Obviously this was hard on Tracy and the kids, as Spade has been a member of the family for a very long time. He was the best dog I have ever known. When I went to pick him up to take him to the vet I was going to try my best to hold it together, but, as soon as I opened her front door he came falling down the stairs to me, his usual excitement to see me but with no use of his back end. It was so sad.
 
The trip to the vet was difficult because he kept pushing his head under my arm, as he always did when you weren’t paying quite enough attention to him. The tongue was going and the tail was wagging as always. He had that usual enthusiasm that his "Daddy" was taking him on yet another adventure. Thankfully he didn’t know this was our last trip. Driving is very hard when you’re eyes are filled with tears, as is typing.
 
When we got there the vet came out to help me get him out of the truck and carry him in.

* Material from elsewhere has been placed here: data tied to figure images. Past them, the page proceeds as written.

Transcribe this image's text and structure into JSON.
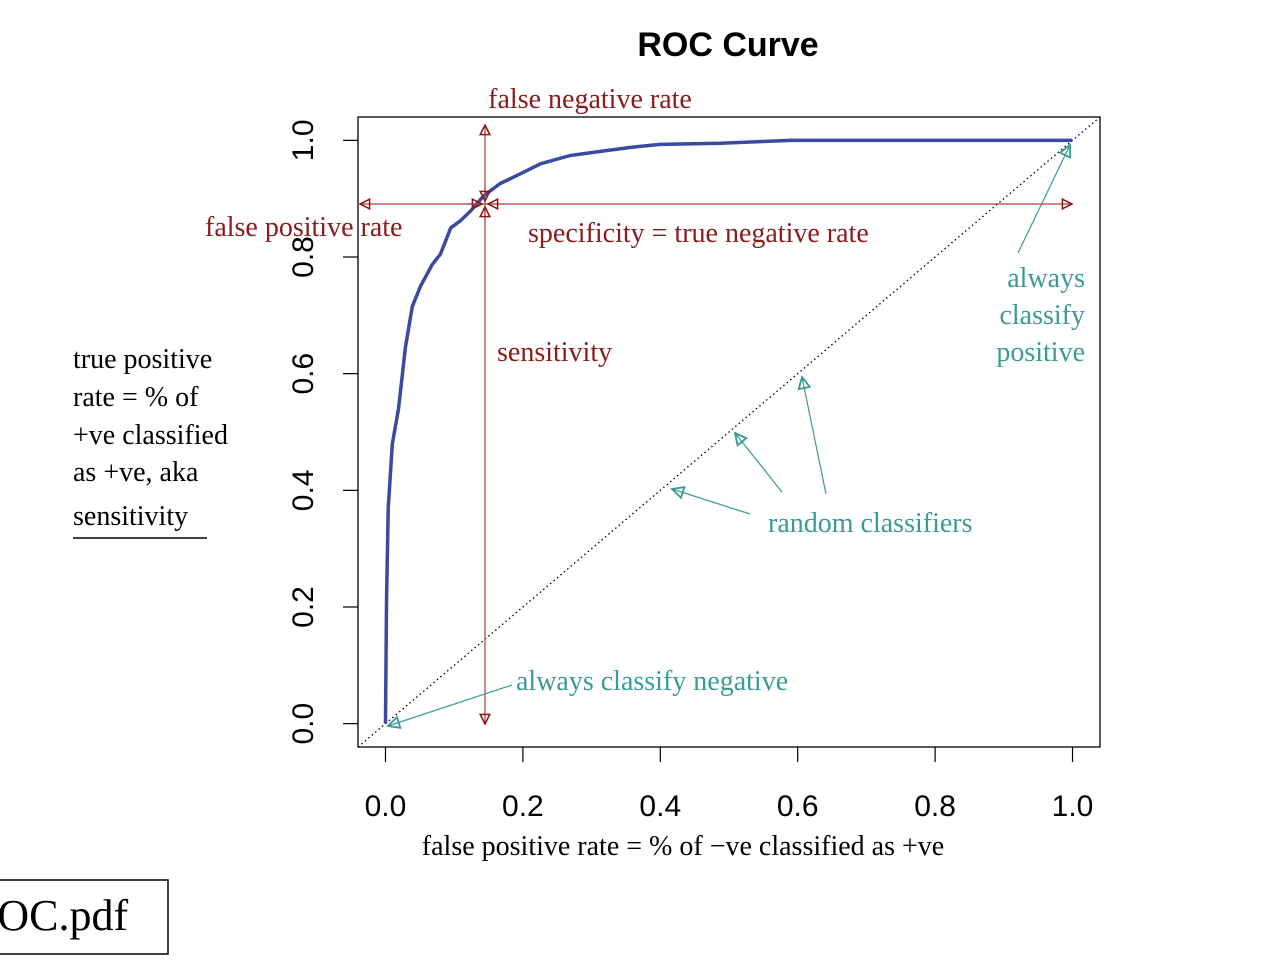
{
  "chart_data": {
    "type": "line",
    "title": "ROC Curve",
    "x_label": "false positive rate = % of −ve classified as +ve",
    "y_label_lines": [
      "true positive",
      "rate = % of",
      "+ve classified",
      "as +ve, aka",
      "sensitivity"
    ],
    "x": [
      0,
      0.0015,
      0.004,
      0.01,
      0.019,
      0.029,
      0.039,
      0.051,
      0.068,
      0.08,
      0.095,
      0.109,
      0.124,
      0.143,
      0.167,
      0.197,
      0.226,
      0.269,
      0.313,
      0.357,
      0.4,
      0.488,
      0.59,
      1
    ],
    "values": [
      0,
      0.21,
      0.37,
      0.48,
      0.54,
      0.645,
      0.715,
      0.75,
      0.787,
      0.805,
      0.85,
      0.862,
      0.879,
      0.905,
      0.926,
      0.943,
      0.96,
      0.974,
      0.981,
      0.988,
      0.993,
      0.995,
      1,
      1
    ],
    "color": "#3a4aa0",
    "xlim": [
      -0.04,
      1.04
    ],
    "ylim": [
      -0.04,
      1.04
    ],
    "xticks": [
      {
        "value": 0,
        "label": "0.0"
      },
      0.2,
      0.4,
      0.6,
      0.8,
      {
        "value": 1,
        "label": "1.0"
      }
    ],
    "yticks": [
      {
        "value": 0,
        "label": "0.0"
      },
      0.2,
      0.4,
      0.6,
      0.8,
      {
        "value": 1,
        "label": "1.0"
      }
    ],
    "annotations": {
      "false_negative_rate": "false negative rate",
      "false_positive_rate": "false positive rate",
      "specificity": "specificity = true negative rate",
      "sensitivity": "sensitivity",
      "always_positive": [
        "always",
        "classify",
        "positive"
      ],
      "random": "random classifiers",
      "always_negative": "always classify negative"
    }
  },
  "file_label": "ROC.pdf"
}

For the very first time ever he didn’t want to get out of the truck. It’s like he knew, which was really hard. The vet took him into a room and laid him on a blanket and I did the paperwork. My last moments with him was watching him trying to come to me and falling down, and shaking uncontrollably. As horrible as this was I had some strength in knowing that we had made the right decision. If there had been any doubt that he could be cured, the guilt in putting him down would have killed me. Seeing him like that convinced me that there was really no other choice. I couldn’t bring myself to stay and left before I completely fell apart.
 
As I drove away memories of all the great times with my Spade came flooding back. He was a wonderfull dog who will be sorely missed by everyone whose life he touched.
 
Goodbye My Spader. Rest In Peace boy.